Knowing Isn’t Coaching (L’essere competenti non significa fare Coaching)

Knowing Isn’t Coaching (L’essere competenti non significa fare Coaching)

Il coach non deve essere esperto nella materia del coachee.
Il coach non deve dare consigli.
Il coach non è un consulente.
Il coach non è un mentor.
Eppure, anche dopo la chiusura del contratto di Coaching, quando è chiaro con quale cappello professionale stiamo intraprendendo il nuovo progetto, la “trappola della conoscenza” è sempre in agguato.
Il bisogno di dimostrare a noi stessi e al coachee di “sapere” è talvolta legato all’ansia della prestazione, alla moda del momento o ad una troppo rigida interpretazione delle convenzioni e può diventare una pericolosa “arma a doppio taglio”.

Facciamo un esempio.
L’iter convenzionale prevede che le persone seguano un percorso prescritto (una convenzione appunto), che a sua volta implichi di imparare il processo “corretto”. Si segue il copione e poi, una volta imparato, lo si può adattare e farlo nostro.
Se, da un lato, questo approccio possa presentare alcuni vantaggi (tra cui una sorta di rassicurazione nel seguire le aspettative e un adattamento a vincoli precisi), dall’altro implica l’esistenza di un unico modello “giusto”; che funzioni fondamentalmente per tutti, perdendo di vista quello che ci sta proponendo il coachee.
Questo lato della medaglia può generare emozioni come l’ansia, può bloccare l’autenticità, può portare (estremizzando) ad ignorare le differenze culturali e personali, può rafforzare un locus of control esterno (attribuzione della responsabilità verso l’esterno) e può portare a concentrarsi su una mappa che sta “al di fuori” piuttosto che a far crescere l’intuizione dall’interno.
Una simile attenzione rivolta verso l’esterno, se non bilanciata da una altrettanto allenata capacità nello “stare in quello che c’è” (come già accennato in un mio precedente articolo) spinge alla conformità e riduce la curiosità.
La complessità di non avere una risposta chiara (che a volte si esprime con la paura di non aver fatto la domanda giusta) può essere difficile da “abitare”, ma allo stesso tempo può essere estremamente liberatoria perché ci consente di tornare ad ascoltare noi stessi e la nostra saggezza interiore.

Trappole di questo genere le ho personalmente incontrate spesso e ogni volta mi sono ripromessa di tornare alle parole di grandi insegnanti, i quali mi hanno sempre detto che la conoscenza, i metodi, i modelli e le etichette sono importanti per nutrire la nostra saggezza, allo stesso tempo per manifestarsi, questa stessa saggezza, ha bisogno di non restarne vincolata.

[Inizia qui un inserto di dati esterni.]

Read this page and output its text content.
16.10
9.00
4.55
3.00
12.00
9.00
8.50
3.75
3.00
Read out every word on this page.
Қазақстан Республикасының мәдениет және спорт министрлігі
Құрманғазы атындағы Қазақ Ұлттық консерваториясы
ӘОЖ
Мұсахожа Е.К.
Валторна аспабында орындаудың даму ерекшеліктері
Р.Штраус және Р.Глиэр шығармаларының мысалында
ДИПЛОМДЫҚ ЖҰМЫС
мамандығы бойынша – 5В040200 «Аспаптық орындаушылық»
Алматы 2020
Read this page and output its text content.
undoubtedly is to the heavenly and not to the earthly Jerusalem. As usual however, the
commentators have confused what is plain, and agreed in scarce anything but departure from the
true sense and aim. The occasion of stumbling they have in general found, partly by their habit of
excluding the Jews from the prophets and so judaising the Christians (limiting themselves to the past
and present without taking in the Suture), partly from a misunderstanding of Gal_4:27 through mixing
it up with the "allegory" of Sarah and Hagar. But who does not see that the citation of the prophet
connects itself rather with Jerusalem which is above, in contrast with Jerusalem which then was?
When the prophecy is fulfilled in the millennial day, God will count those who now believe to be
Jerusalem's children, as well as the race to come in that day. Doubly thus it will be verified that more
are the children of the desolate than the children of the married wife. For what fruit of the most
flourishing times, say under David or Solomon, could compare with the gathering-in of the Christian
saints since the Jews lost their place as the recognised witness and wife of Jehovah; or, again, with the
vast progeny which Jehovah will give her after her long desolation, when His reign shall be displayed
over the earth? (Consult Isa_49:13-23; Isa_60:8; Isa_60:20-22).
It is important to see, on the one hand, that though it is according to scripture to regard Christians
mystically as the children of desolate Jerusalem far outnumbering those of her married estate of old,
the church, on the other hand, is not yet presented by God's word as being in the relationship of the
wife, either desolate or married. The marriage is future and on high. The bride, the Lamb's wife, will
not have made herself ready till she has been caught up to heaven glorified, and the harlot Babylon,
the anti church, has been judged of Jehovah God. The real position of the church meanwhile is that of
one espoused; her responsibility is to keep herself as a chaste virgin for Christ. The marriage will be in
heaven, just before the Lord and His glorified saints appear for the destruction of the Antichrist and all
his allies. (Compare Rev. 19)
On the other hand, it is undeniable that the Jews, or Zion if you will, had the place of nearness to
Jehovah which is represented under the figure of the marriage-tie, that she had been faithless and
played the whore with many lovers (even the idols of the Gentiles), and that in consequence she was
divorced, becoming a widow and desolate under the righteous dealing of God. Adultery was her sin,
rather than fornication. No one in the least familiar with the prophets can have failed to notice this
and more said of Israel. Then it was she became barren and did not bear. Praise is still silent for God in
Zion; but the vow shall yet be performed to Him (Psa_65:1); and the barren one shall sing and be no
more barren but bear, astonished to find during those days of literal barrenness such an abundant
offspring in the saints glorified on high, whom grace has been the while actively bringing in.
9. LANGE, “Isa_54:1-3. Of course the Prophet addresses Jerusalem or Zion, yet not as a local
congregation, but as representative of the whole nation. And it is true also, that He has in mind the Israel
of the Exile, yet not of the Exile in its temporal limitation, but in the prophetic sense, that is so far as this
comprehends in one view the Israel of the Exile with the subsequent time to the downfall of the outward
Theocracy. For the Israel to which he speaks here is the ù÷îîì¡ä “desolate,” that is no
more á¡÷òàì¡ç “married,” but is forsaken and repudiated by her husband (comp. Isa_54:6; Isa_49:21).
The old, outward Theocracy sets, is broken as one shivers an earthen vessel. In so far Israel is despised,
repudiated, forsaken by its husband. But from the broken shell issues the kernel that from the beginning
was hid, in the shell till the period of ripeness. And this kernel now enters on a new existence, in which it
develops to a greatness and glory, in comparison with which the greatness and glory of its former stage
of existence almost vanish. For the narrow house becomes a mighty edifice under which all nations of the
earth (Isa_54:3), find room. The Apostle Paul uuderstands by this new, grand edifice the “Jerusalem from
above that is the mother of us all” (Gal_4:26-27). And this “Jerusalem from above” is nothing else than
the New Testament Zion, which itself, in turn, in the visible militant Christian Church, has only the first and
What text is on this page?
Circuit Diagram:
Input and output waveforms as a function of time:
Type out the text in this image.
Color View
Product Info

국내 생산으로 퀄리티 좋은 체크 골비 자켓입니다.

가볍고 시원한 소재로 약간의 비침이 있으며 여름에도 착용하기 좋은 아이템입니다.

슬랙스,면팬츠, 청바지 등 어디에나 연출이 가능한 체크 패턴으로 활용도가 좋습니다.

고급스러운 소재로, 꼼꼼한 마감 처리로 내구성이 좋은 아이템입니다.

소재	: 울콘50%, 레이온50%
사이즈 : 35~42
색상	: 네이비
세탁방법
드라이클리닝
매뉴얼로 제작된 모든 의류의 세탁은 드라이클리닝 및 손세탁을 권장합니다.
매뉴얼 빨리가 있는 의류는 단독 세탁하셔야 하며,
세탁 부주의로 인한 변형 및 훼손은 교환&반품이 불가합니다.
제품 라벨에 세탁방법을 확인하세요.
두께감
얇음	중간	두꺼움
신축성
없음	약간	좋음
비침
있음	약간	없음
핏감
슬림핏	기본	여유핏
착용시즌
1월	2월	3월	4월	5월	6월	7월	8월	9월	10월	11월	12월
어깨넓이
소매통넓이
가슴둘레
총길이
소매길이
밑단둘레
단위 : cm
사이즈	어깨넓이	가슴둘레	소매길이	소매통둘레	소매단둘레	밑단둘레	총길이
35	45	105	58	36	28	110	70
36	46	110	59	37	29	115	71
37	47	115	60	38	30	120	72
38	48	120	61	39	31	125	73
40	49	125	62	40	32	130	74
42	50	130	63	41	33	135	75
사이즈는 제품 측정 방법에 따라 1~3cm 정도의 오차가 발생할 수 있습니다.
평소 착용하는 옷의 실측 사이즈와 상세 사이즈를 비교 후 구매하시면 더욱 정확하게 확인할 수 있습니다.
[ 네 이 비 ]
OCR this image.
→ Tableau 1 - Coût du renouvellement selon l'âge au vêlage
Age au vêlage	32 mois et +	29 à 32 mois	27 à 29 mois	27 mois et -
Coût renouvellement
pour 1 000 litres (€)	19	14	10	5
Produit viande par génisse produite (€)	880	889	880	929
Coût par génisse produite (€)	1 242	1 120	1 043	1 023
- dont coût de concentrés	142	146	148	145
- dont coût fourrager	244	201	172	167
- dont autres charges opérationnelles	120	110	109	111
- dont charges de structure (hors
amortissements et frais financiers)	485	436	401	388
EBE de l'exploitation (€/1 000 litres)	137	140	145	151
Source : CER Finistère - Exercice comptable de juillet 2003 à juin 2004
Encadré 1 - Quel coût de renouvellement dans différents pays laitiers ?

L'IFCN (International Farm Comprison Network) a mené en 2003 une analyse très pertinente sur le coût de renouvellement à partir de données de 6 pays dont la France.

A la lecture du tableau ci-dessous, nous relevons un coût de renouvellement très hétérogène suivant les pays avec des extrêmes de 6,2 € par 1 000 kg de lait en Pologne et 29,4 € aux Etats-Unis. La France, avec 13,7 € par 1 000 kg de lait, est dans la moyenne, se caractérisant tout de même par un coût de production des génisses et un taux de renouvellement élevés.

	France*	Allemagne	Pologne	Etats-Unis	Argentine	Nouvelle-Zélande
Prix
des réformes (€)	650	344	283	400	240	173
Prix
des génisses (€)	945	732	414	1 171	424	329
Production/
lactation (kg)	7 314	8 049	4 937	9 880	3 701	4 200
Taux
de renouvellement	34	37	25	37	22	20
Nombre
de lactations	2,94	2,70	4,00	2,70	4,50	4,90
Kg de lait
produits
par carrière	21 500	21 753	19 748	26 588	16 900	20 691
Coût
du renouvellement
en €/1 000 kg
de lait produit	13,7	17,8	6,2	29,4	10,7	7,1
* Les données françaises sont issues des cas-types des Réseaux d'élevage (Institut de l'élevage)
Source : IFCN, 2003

Si tratta di un pensiero che aiuta a tenermi lontana da pattern disfunzionali in sessione.
E voi, riuscite a riconoscere un vostro schema (mentale, comportamentale, emozionale) legato a quando pensate di “non sapere”? Ad esempio, se non conoscete la risposta (o la domanda giusta!), vi viene il dubbio di non essere abbastanza bravi?

Osservatevi in situazioni passate: quando sentite quel senso di minaccia di “non sapere”, come reagite? A quale emozione si lega? Paura, ansia, preoccupazione, dubbio, inquietudine, insicurezza, vulnerabilità?
Ora trasformate l’emozione in una guida, come se la sensazione percepita vi stia ponendo una domanda o una serie di domande importanti per aiutarvi a essere un coach migliore.

Ad esempio:
• Quanto siete connessi alle vostre emozioni?
• Quanto siete attenti a ciò che è veramente importante per il vostro coachee?
• Cosa è davvero essenziale per il vostro coaching in questo momento?

Sono domande potenti di pratica riflessiva, da utilizzare anche in sessioni di mentoring o supervisione, quando da soli non siamo in grado di cogliere i nostri punti ciechi o abbiamo bisogno di alimentare la saggezza interiore grazie al confronto con un altro coach.